- Stoke Lodge Location within Gloucestershire
- OS grid reference: ST609818
- Unitary authority: South Gloucestershire;
- Ceremonial county: Gloucestershire;
- Region: South West;
- Country: England
- Sovereign state: United Kingdom
- Post town: BRISTOL
- Postcode district: BS34
- Dialling code: 01454
- Police: Avon and Somerset
- Fire: Avon
- Ambulance: South Western
- UK Parliament: Filton and Bradley Stoke;

= Stoke Lodge =

Suburb of Bristol, England

Stoke Lodge is a suburb of Bristol, England, developed in the 1950s and early 1960s on farmland to the south of Patchway Common, South Gloucestershire and east of the A38 trunk road. Although the busy London to South Wales railway forms the south-western boundary of the estate, the sound of the trains is moderated by the railway tracks being within a cutting. The new town of Bradley Stoke lies immediately to the east, whilst the suburb of Little Stoke is on its southern edge.

Stoke Lodge housing is mostly chalet bungalows, but there is a fairly large bungalow estate in the north. Stoke Lodge takes its name from the old lodge house on Stoke Lane, an access road that runs through the estate.
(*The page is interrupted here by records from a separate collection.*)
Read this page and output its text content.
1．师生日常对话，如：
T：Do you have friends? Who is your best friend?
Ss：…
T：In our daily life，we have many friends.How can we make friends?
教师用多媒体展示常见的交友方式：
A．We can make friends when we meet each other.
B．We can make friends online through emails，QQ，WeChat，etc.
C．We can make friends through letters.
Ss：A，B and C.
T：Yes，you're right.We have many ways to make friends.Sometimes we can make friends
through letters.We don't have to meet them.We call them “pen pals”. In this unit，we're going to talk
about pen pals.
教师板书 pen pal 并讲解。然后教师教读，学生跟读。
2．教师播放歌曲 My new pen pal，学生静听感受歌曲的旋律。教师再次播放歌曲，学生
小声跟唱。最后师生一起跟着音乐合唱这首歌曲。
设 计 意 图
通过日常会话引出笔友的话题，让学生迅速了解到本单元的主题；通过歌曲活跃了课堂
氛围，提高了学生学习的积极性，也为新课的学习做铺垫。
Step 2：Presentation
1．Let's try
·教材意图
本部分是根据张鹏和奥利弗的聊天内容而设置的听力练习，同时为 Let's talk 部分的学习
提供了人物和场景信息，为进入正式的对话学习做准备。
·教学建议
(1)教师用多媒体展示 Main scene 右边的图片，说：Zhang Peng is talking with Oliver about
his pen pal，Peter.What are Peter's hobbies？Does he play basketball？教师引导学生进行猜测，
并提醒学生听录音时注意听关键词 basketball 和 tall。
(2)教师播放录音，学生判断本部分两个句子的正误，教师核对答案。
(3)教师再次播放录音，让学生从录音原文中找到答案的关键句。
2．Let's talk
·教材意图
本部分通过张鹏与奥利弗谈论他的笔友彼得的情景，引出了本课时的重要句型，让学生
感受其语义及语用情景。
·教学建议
Part of the original walled lodge served for many years as a local dairy. There is a primary school, and adult learning centre.

An interchange on the A38 allows traffic from Cribbs Causeway, Patchway, etc. to cross the trunk road freely and gain access to the estate. There is, however, no direct road link between Stoke Lodge and Bradley Stoke. Traffic can also enter Stoke Lodge from Little Stoke via Stoke Lane or Station Road.

Although geographically separated from the more heavily populated Patchway Estate, Stoke Lodge is part of the Patchway postal district. Until recently Stoke Lodge was also part of Patchway town. However, on 1 April 2015 the area became part of the new parish of Stoke Lodge and The Common (originally known as Patchway Common).